China's top universities are launching new artificial intelligence institutes and education programs while the government explores ways to keep its brightest computer scientists and engineers from moving to American tech companies. These moves reflect growing competition between the United States and China over who will lead in artificial intelligence development.

Tsinghua University announced several new AI programs in its 2025 report. These include the Institute for Embodied Intelligence and Robotics—which focuses on machines that can sense and move in the physical world—and an alliance designed to let multiple universities share research and ideas. The university also published guidelines for how teachers should use AI in classrooms.

Beijing University's research group published a report outlining how artificial intelligence should be taught across different subjects. Separately, Tsinghua's institute studying how AI affects business won an international prize for research on the ethics of artificial intelligence—how AI systems should behave fairly and safely.

Making Computer Chips at Home

These university investments fit into a larger Chinese strategy around computer chips. According to Morgan Stanley analysts, China plans to build about 82% of its AI chips domestically by 2027, up from 34% today. This is contingent on the United States continuing to restrict what advanced computer chips China can import—which has been happening.

China decided AI would be critical to its future economy back in 2017. Building up AI talent and education was named as one of the most important pieces of that plan. The universities launching new programs now are essentially executing that strategy from years ago.

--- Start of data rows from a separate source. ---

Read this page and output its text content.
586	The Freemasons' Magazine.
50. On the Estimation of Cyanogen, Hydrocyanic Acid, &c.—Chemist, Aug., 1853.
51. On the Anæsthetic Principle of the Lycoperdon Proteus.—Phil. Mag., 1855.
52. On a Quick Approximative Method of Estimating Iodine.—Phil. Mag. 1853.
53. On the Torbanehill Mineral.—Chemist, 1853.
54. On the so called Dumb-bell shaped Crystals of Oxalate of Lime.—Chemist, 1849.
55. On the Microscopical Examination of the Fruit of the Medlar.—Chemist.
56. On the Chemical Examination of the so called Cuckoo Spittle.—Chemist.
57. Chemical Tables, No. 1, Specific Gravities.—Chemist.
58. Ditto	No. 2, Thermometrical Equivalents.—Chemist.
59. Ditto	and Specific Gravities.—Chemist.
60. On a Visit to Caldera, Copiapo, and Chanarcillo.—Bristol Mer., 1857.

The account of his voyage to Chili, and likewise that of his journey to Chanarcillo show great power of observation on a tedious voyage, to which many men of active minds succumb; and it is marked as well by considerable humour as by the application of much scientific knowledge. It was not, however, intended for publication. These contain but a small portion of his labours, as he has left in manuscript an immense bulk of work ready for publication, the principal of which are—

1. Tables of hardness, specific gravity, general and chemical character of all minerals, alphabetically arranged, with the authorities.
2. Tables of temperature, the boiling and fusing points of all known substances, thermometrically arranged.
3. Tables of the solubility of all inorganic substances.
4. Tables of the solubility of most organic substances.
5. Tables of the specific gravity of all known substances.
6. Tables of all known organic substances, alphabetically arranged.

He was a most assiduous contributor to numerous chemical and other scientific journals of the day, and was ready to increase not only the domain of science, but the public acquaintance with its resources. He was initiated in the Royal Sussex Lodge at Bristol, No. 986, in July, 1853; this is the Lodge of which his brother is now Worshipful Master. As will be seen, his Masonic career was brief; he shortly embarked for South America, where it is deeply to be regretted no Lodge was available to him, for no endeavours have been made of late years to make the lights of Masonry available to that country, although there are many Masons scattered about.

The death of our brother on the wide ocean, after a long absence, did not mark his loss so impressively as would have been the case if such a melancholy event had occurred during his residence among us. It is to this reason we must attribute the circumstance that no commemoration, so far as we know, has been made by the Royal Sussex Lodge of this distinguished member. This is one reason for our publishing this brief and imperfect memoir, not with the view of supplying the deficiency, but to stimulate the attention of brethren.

Keeping Smart People in China

The Chinese government is now looking at blocking a deal where Meta—the company that owns Facebook—would buy an artificial intelligence company called Manus. The company was started in China but moved to Singapore in the summer of 2025 before announcing the deal with Meta. According to the South China Morning Post, the Chinese government is concerned about losing AI talent and technology to American companies.

There are real numbers behind this worry. When Apple announced its 2024 scholarship program for AI researchers doing advanced studies, eleven of the twenty-one selected scholars were originally from China. That shows how many Chinese researchers are drawn to work in the United States.

This could change. Analyst reports suggest that a Trump administration might make it harder for Chinese students and researchers to get visas to study or work in America.

What This Pattern Means

China has done something like this before. When the United States blocked China from buying advanced computer chips in the 2010s, China responded by pouring money into building its own chip industry. The university AI programs today follow the same playbook—building up homegrown talent and research when you cannot easily get what you need from abroad.

The difference is that China already has real strengths in AI. Chinese companies like Baidu, Alibaba, and Tencent have years of experience building and running large AI systems. They are not starting from scratch the way they were with computer chips.

By building new institutes, setting education standards, and letting universities share resources, China is creating a pipeline of AI talent from undergraduate students all the way through to advanced researchers. This system is designed to keep that talent inside China and moving forward quickly.

The bigger picture here is that the United States and China are building separate AI technology systems. While this might slow down how much American and Chinese researchers work together in the short term, it could also push both countries to innovate faster as they compete with each other. What happens over the long run depends on choices both governments make in the years ahead.

For any company working in technology, the takeaway is clear: the AI world is splitting into two regions with different rules. Companies operating in both China and America will face new complications managing their research teams and operations across borders.